"How about--Rust?"

"He's dead."

The winter came, with its bleak sea winds and cold rains and blizzards

of snow. Carley did not go South. She read and brooded, and gradually

avoided all save those true friends who tolerated her.

She went to the theater a good deal, showing preference for the drama

of strife, and she did not go anywhere for amusement. Distraction

and amusement seemed to be dead issues for her. But she could become

absorbed in any argument on the good or evil of the present day.

Socialism reached into her mind, to be rejected. She had never

understood it clearly, but it seemed to her a state of mind where

dissatisfied men and women wanted to share what harder working or

more gifted people possessed. There were a few who had too much of

the world's goods and many who had too little. A readjustment of such

inequality and injustice must come, but Carley did not see the remedy in

Socialism.

She devoured books on the war with a morbid curiosity and hope that she

would find some illuminating truth as to the uselessness of sacrificing

young men in the glory and prime of their lives. To her war appeared a

matter of human nature rather than politics. Hate really was an effect

of war. In her judgment future wars could be avoided only in two

ways--by men becoming honest and just or by women refusing to have

children to be sacrificed. As there seemed no indication whatever of

the former, she wondered how soon all women of all races would meet on

a common height, with the mounting spirit that consumed her own heart.

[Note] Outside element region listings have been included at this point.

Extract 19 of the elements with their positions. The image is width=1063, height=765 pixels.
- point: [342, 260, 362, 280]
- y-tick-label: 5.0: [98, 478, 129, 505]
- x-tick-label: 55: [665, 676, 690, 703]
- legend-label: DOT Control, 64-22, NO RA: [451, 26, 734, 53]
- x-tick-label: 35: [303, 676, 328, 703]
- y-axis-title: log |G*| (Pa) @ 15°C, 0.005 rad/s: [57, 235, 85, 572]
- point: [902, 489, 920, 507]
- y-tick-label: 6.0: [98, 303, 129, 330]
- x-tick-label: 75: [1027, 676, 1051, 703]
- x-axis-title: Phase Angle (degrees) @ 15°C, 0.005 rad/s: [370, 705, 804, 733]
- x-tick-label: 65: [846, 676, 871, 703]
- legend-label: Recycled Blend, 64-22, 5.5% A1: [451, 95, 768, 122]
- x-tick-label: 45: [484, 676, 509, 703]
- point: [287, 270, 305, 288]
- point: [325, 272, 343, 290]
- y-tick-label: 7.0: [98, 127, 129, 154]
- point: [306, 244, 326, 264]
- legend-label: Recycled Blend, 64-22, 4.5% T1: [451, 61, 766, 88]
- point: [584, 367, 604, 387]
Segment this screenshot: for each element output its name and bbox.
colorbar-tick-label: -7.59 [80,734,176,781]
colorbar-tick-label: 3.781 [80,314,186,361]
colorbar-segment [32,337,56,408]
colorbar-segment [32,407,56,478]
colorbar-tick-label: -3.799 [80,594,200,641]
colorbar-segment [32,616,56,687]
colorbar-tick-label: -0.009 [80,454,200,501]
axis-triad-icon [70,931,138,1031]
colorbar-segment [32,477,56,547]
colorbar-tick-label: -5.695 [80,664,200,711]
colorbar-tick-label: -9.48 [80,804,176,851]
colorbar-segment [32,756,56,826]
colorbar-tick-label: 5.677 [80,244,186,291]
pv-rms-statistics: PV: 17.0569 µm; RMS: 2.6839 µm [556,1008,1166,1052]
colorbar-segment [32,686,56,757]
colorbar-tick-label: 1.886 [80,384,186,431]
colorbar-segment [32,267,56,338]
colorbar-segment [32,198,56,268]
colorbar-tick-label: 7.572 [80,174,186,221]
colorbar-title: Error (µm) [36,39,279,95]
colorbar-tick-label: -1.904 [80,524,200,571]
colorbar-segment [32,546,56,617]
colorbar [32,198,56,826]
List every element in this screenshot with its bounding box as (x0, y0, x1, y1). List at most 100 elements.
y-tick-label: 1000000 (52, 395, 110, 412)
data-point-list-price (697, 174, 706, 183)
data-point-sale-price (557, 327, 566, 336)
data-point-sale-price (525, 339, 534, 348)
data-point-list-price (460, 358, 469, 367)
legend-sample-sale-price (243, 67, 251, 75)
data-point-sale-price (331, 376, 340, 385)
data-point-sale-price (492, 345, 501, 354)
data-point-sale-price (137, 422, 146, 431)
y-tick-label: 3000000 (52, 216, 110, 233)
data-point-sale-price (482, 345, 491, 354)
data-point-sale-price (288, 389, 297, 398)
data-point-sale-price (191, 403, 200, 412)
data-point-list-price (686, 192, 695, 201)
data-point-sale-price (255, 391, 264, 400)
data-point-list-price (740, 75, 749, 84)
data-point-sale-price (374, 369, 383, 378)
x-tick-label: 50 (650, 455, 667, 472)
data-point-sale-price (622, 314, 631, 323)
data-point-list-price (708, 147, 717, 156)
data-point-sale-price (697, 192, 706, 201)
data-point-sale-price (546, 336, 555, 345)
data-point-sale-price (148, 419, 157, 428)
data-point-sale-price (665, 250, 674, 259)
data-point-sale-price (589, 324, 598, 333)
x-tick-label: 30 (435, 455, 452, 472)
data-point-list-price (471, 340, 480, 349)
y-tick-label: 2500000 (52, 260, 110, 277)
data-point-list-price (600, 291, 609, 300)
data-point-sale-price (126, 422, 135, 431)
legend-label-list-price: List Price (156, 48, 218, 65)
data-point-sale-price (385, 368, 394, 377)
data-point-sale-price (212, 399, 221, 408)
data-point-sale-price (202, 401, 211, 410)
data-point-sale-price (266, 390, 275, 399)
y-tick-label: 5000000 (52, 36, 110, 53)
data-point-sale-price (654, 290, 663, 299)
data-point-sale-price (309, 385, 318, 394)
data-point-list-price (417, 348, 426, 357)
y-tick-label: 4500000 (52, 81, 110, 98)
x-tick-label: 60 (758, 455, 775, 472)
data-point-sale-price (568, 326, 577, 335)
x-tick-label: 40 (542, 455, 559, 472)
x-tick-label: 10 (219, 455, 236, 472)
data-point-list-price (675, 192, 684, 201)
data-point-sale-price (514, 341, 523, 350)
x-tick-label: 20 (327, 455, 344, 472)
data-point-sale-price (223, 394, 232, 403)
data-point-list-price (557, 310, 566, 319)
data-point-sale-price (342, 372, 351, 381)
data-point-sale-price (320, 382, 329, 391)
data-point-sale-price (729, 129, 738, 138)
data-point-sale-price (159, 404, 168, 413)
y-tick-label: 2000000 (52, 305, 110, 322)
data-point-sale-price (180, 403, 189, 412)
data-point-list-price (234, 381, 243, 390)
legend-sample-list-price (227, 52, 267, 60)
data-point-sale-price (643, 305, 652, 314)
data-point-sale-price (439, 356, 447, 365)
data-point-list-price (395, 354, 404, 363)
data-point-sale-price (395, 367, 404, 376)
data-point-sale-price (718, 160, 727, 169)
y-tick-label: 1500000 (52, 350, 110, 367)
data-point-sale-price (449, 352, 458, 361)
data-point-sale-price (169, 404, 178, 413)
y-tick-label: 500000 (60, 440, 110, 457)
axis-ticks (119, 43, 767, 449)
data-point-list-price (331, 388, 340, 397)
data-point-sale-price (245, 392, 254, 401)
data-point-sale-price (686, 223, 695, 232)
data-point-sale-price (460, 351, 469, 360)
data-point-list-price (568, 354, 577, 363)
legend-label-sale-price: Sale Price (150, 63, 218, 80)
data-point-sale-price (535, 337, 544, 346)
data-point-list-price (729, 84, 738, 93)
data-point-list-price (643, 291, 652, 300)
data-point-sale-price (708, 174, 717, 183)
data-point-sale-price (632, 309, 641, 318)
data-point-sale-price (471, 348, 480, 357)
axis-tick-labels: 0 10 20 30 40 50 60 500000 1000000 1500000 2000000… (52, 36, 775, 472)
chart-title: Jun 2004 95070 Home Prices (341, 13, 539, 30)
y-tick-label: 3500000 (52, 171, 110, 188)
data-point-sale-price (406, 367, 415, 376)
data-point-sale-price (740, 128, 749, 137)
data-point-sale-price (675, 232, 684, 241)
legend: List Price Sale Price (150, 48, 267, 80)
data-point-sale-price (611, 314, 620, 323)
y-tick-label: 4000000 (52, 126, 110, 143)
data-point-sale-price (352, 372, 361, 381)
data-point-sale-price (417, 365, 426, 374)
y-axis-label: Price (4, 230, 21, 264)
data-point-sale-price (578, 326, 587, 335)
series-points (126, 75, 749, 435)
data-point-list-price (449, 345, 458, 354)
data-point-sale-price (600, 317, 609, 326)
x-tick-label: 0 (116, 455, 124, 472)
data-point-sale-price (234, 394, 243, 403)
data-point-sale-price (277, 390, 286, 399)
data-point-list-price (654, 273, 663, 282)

Such time must come. She granted every argument for war and flung

against it one ringing passionate truth--agony of mangled soldiers and

agony of women and children. There was no justification for offensive

war. It was monstrous and hideous. If nature and evolution proved the

absolute need of strife, war, blood, and death in the progress of animal

and man toward perfection, then it would be better to abandon this

Christless code and let the race of man die out.

All through these weeks she longed for a letter from Glenn. But it did

not come. Had he finally roused to the sweetness and worth and love

of the western girl, Flo Hutter? Carley knew absolutely, through both

intelligence and intuition, that Glenn Kilbourne would never love

Flo. Yet such was her intensity and stress at times, especially in the

darkness of waking hours, that jealousy overcame her and insidiously

worked its havoc. Peace and a strange kind of joy came to her in dreams

of her walks and rides and climbs in Arizona, of the lonely canyon where

it always seemed afternoon, of the tremendous colored vastness of that

Painted Desert. But she resisted these dreams now because when she awoke

from them she suffered such a yearning that it became unbearable. Then

she knew the feeling of the loneliness and solitude of the hills. Then

she knew the sweetness of the murmur of falling water, the wind in the

pines, the song of birds, the white radiance of the stars, the break

of day and its gold-flushed close. But she had not yet divined their

meaning. It was not all love for Glenn Kilbourne. Had city life palled

upon her solely because of the absence of her lover? So Carley plodded

on, like one groping in the night, fighting shadows.